If we consider a set of three numbers a, b and c which are in AP, we know that a + c =2b. Now, if they are in GP, a*c =b^2.

Now we have to see if it is possible to have three numbers satisfy both the equations.

If we express a as 2b - c and replace it in a*c = b^2, it gives us (2b-c)*c = b^2

=> 2bc – c^2 = b^2

=> b^2 + c^2 – 2bc =0

=> (b-c) ^2 =0

=> b = c

Also, as a = 2b-c = 2c-c = c

we find that all the three number have to be equal.

**So a set of three numbers which are in AP as well as GP are a set of three equal numbers.**

Let us see algebraically, whether this is possible.

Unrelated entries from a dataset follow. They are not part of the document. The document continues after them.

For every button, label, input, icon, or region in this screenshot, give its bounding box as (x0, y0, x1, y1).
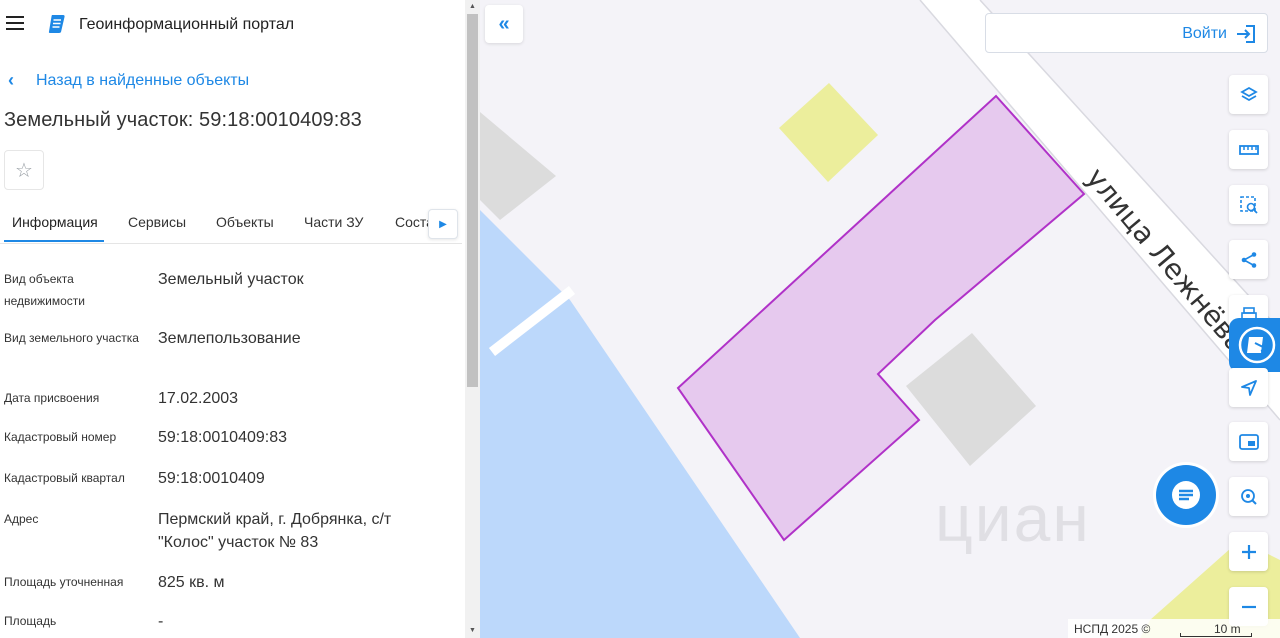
scale-bar (1180, 633, 1252, 637)
login-button[interactable]: Войти (985, 13, 1268, 53)
street-label: улица Лежнёва (1080, 161, 1253, 359)
login-icon (1237, 25, 1255, 43)
location-search-icon (1240, 488, 1257, 505)
scroll-up-arrow-icon[interactable]: ▲ (465, 0, 480, 14)
tabs-scroll-right-button[interactable]: ▶ (428, 209, 458, 239)
yellow-area (779, 83, 878, 182)
panel-scrollbar[interactable]: ▲ ▼ (465, 0, 480, 638)
zoom-in-button[interactable] (1229, 532, 1268, 571)
zoom-in-icon (1241, 544, 1256, 559)
tab-info[interactable]: Информация (12, 214, 98, 230)
building (480, 112, 556, 220)
map-attribution: НСПД 2025 © 10 m (1068, 619, 1280, 638)
ruler-icon (1238, 144, 1259, 155)
detail-label: Адрес (4, 512, 39, 526)
detail-label: Кадастровый квартал (4, 471, 125, 485)
double-chevron-left-icon: « (498, 12, 510, 35)
detail-value: Землепользование (158, 330, 301, 347)
navigate-icon (1240, 379, 1257, 396)
chevron-left-icon: ‹ (8, 70, 14, 90)
detail-label: Кадастровый номер (4, 430, 117, 444)
quick-access-badge[interactable] (1229, 318, 1280, 372)
watermark: циан (935, 481, 1091, 555)
zoom-out-icon (1241, 605, 1256, 608)
active-tab-indicator (4, 240, 104, 242)
detail-value: - (158, 613, 164, 630)
detail-label: Дата присвоения (4, 391, 100, 405)
layers-icon (1239, 86, 1258, 101)
minimap-button[interactable] (1229, 422, 1268, 461)
share-icon (1241, 251, 1256, 268)
caret-right-icon: ▶ (439, 218, 447, 230)
scroll-thumb[interactable] (467, 14, 478, 387)
tab-objects[interactable]: Объекты (216, 214, 274, 230)
map-view[interactable]: улица Лежнёва циан (480, 0, 1280, 638)
login-label: Войти (1182, 25, 1227, 42)
favorite-button[interactable]: ☆ (4, 150, 44, 190)
ruler-button[interactable] (1229, 130, 1268, 169)
back-to-results-link[interactable]: ‹ Назад в найденные объекты (8, 70, 249, 91)
detail-label: Площадь (4, 614, 57, 628)
tab-services[interactable]: Сервисы (128, 214, 186, 230)
select-area-button[interactable] (1229, 185, 1268, 224)
building (906, 333, 1036, 466)
detail-label: Вид земельного участка (4, 331, 139, 345)
detail-value: Пермский край, г. Добрянка, с/т "Колос" … (158, 511, 392, 551)
navigate-button[interactable] (1229, 368, 1268, 407)
minimap-icon (1238, 433, 1259, 450)
star-icon: ☆ (15, 159, 33, 182)
detail-value: Земельный участок (158, 271, 304, 288)
detail-value: 59:18:0010409 (158, 470, 265, 487)
header: Геоинформационный портал (0, 0, 465, 50)
location-search-button[interactable] (1229, 477, 1268, 516)
scroll-down-arrow-icon[interactable]: ▼ (465, 624, 480, 638)
detail-value: 59:18:0010409:83 (158, 429, 288, 446)
detail-label: Площадь уточненная (4, 575, 124, 589)
select-area-icon (1239, 195, 1258, 214)
portal-title: Геоинформационный портал (79, 16, 295, 33)
chat-icon (1172, 481, 1200, 509)
layers-button[interactable] (1229, 75, 1268, 114)
menu-icon[interactable] (6, 16, 26, 32)
info-panel: Геоинформационный портал ‹ Назад в найде… (0, 0, 465, 638)
collapse-panel-button[interactable]: « (485, 5, 523, 43)
tab-bar: Информация Сервисы Объекты Части ЗУ Сост… (0, 206, 462, 244)
tab-parts[interactable]: Части ЗУ (304, 214, 363, 230)
portal-logo-icon (48, 15, 65, 33)
detail-value: 825 кв. м (158, 574, 225, 591)
chat-button[interactable] (1156, 465, 1216, 525)
share-button[interactable] (1229, 240, 1268, 279)
attribution-text: НСПД 2025 © (1074, 622, 1151, 636)
map-canvas[interactable]: улица Лежнёва (480, 0, 1280, 638)
object-title: Земельный участок: 59:18:0010409:83 (4, 109, 362, 131)
land-parcel[interactable] (676, 94, 1086, 542)
detail-label: Вид объекта недвижимости (4, 272, 85, 308)
back-link-label: Назад в найденные объекты (36, 71, 250, 89)
detail-value: 17.02.2003 (158, 390, 239, 407)
document-search-icon (1238, 326, 1276, 364)
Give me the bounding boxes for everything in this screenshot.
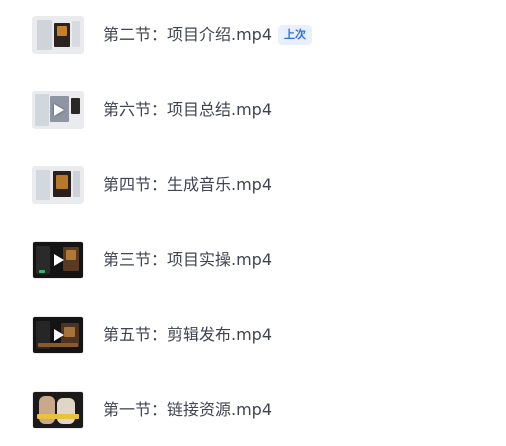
file-name[interactable]: 第二节：项目介绍.mp4: [103, 24, 272, 46]
file-name[interactable]: 第四节：生成音乐.mp4: [103, 174, 272, 196]
file-name[interactable]: 第五节：剪辑发布.mp4: [103, 324, 272, 346]
list-item[interactable]: 第三节：项目实操.mp4: [0, 225, 506, 300]
video-thumbnail[interactable]: [33, 317, 83, 353]
last-viewed-badge: 上次: [278, 25, 312, 45]
video-thumbnail[interactable]: [33, 242, 83, 278]
play-icon: [54, 254, 64, 266]
file-name[interactable]: 第一节：链接资源.mp4: [103, 399, 272, 421]
list-item[interactable]: 第五节：剪辑发布.mp4: [0, 300, 506, 375]
play-icon: [54, 329, 64, 341]
list-item[interactable]: 第二节：项目介绍.mp4 上次: [0, 0, 506, 75]
list-item[interactable]: 第一节：链接资源.mp4: [0, 375, 506, 446]
list-item[interactable]: 第四节：生成音乐.mp4: [0, 150, 506, 225]
video-file-list: 第二节：项目介绍.mp4 上次 第六节：项目总结.mp4 第四节：生成音乐.mp…: [0, 0, 506, 446]
video-thumbnail[interactable]: [33, 17, 83, 53]
video-thumbnail[interactable]: [33, 392, 83, 428]
video-thumbnail[interactable]: [33, 167, 83, 203]
file-name[interactable]: 第三节：项目实操.mp4: [103, 249, 272, 271]
list-item[interactable]: 第六节：项目总结.mp4: [0, 75, 506, 150]
play-icon: [54, 104, 64, 116]
file-name[interactable]: 第六节：项目总结.mp4: [103, 99, 272, 121]
video-thumbnail[interactable]: [33, 92, 83, 128]
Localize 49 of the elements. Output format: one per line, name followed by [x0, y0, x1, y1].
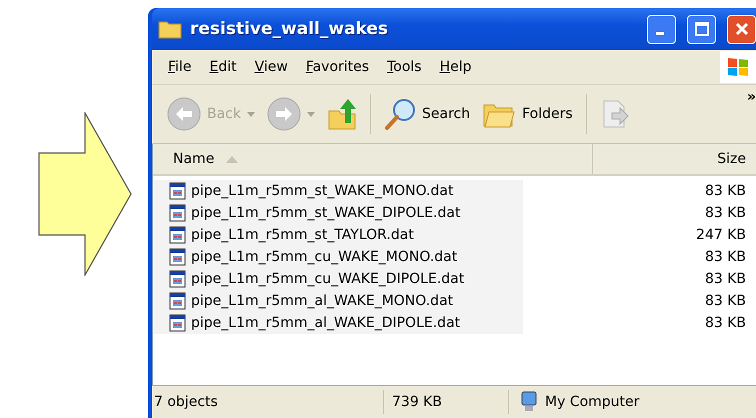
menu-item[interactable]: File	[160, 57, 200, 77]
file-size: 83 KB	[704, 183, 747, 199]
computer-icon	[519, 391, 539, 413]
file-size: 83 KB	[704, 249, 747, 265]
dropdown-caret-icon	[307, 112, 315, 116]
menu-item[interactable]: Favorites	[298, 57, 378, 77]
column-header[interactable]: Name	[153, 144, 593, 174]
zone-label: My Computer	[545, 394, 640, 410]
menu-item[interactable]: View	[246, 57, 296, 77]
folders-button[interactable]: Folders	[479, 95, 576, 133]
file-icon	[169, 314, 187, 332]
window-title: resistive_wall_wakes	[190, 19, 390, 39]
windows-flag-icon	[720, 51, 756, 83]
file-size: 83 KB	[704, 315, 747, 331]
folder-icon	[158, 19, 182, 39]
column-header[interactable]: Size	[593, 144, 756, 174]
minimize-button[interactable]	[647, 14, 676, 44]
object-count: 7 objects	[154, 394, 218, 410]
file-size: 83 KB	[704, 271, 747, 287]
file-icon	[169, 270, 187, 288]
list-row[interactable]: pipe_L1m_r5mm_st_WAKE_MONO.dat	[153, 180, 523, 202]
dropdown-caret-icon	[247, 112, 255, 116]
file-icon	[169, 248, 187, 266]
file-icon	[169, 182, 187, 200]
folder-up-icon	[327, 97, 357, 131]
file-icon	[169, 292, 187, 310]
close-button[interactable]	[727, 14, 756, 44]
file-size: 83 KB	[704, 293, 747, 309]
list-row[interactable]: pipe_L1m_r5mm_st_TAYLOR.dat	[153, 224, 523, 246]
maximize-icon	[694, 21, 710, 37]
list-row[interactable]: pipe_L1m_r5mm_al_WAKE_MONO.dat	[153, 290, 523, 312]
minimize-icon	[656, 32, 664, 34]
total-size: 739 KB	[392, 394, 442, 410]
file-size: 83 KB	[704, 205, 747, 221]
close-icon	[734, 21, 750, 37]
file-icon	[169, 226, 187, 244]
maximize-button[interactable]	[687, 14, 716, 44]
file-size: 247 KB	[695, 227, 747, 243]
search-button[interactable]: Search	[381, 93, 474, 135]
menu-item[interactable]: Tools	[379, 57, 430, 77]
list-row[interactable]: pipe_L1m_r5mm_al_WAKE_DIPOLE.dat	[153, 312, 523, 334]
list-row[interactable]: pipe_L1m_r5mm_cu_WAKE_DIPOLE.dat	[153, 268, 523, 290]
list-row[interactable]: pipe_L1m_r5mm_cu_WAKE_MONO.dat	[153, 246, 523, 268]
file-icon	[169, 204, 187, 222]
menu-item[interactable]: Help	[432, 57, 480, 77]
menu-item[interactable]: Edit	[201, 57, 245, 77]
toolbar-overflow-button[interactable]: »	[746, 89, 756, 105]
list-row[interactable]: pipe_L1m_r5mm_st_WAKE_DIPOLE.dat	[153, 202, 523, 224]
search-icon	[384, 97, 416, 131]
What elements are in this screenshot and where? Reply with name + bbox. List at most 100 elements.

Let a, b and c be 3 numbers which are in both AP and GP.

Since the numbers are in AP, a+c = 2b.........(1)

Since the numbers are in GP , ac = b^2 ......(2).

From (1), c = 2b-a, Substitute 2b-c for c in (2):

a(2b-a) = b^2.

Therefore b^2- 2ab + a^2 = 0

Or (b-a)^2 = 0.

Or a = b.

Or (a,b,c ) = (a,a,a,).

That implies the common diffrence = a-b = 0 and the common ratio is b/a = 1.

Under the special case, a,a and a are an AP with common diffrence d = 0 and a,a and a are in GP with common diference d =1.